I know how to read between the lines and this only solidifies the sensation in my rolling gut. We go, now, before the troops come running. Before Jrue realizes his charge is not in the same place and the guards Grayson lost pick up his scent.
“Are you okay? It’s another long walk into town. You look sick.”
I lift the back of my hand to his forehead, heat blistering me before I make contact with him again. Grayson catches my wrist but is gentle when lowering it away from him.

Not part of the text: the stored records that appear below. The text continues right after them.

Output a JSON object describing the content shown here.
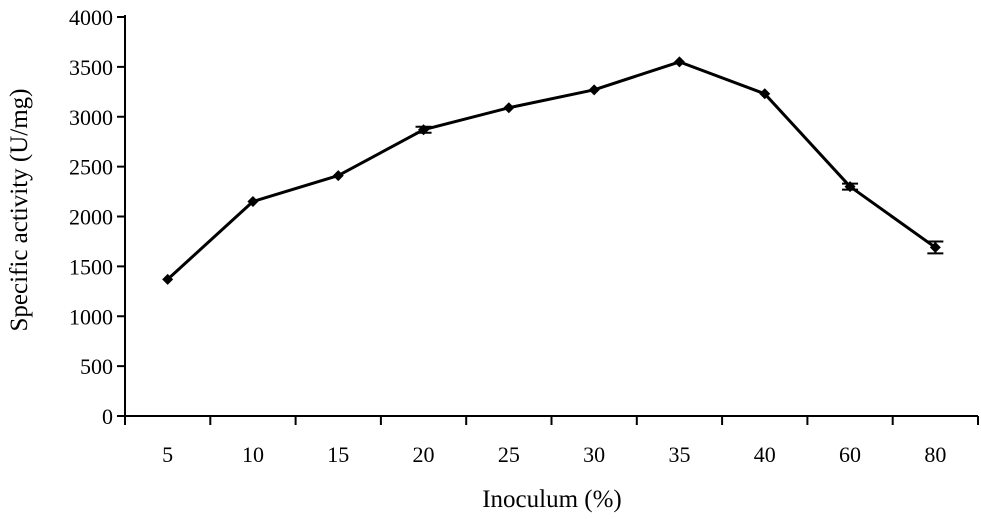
{
  "chart_data": {
    "type": "line",
    "title": "",
    "xlabel": "Inoculum (%)",
    "ylabel": "Specific activity (U/mg)",
    "categories": [
      "5",
      "10",
      "15",
      "20",
      "25",
      "30",
      "35",
      "40",
      "60",
      "80"
    ],
    "series": [
      {
        "values": [
          1370,
          2150,
          2410,
          2870,
          3090,
          3270,
          3550,
          3230,
          2300,
          1690
        ],
        "errors": [
          0,
          0,
          0,
          30,
          0,
          0,
          0,
          0,
          30,
          60
        ]
      }
    ],
    "ylim": [
      0,
      4000
    ],
    "yticks": [
      0,
      500,
      1000,
      1500,
      2000,
      2500,
      3000,
      3500,
      4000
    ],
    "grid": false,
    "legend": "none",
    "line_color": "#000000"
  }
}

“I’m fine. I’m well enough to run.”
He’s not fine. None of us are. Which makes it even more imperative for us to escape.
I nod, cataloging the way his fingers lock around my wrist without release. “Then we go.”
“Do you want to change out of those bunny pajamas?”
He uses his nose to indicate my attire. And even though it’s smart to equip myself, I shake my head.
“Let me get a pair of sneakers and then we’ll go. It will only look more suspicious to Holly if I change.”
Resolved, I break away from Grayson.
There’s never been a whole lot of comfort in this house, not the way there would have been if I’d shifted. If I’d been born normal.
It’s not a hardship to leave and the small voice of hesitation I expected to hear is oddly silent. It’s time for us to go.
I’d known better, but I made a choice and led us here. We never should have come back to Ironwood in the first place.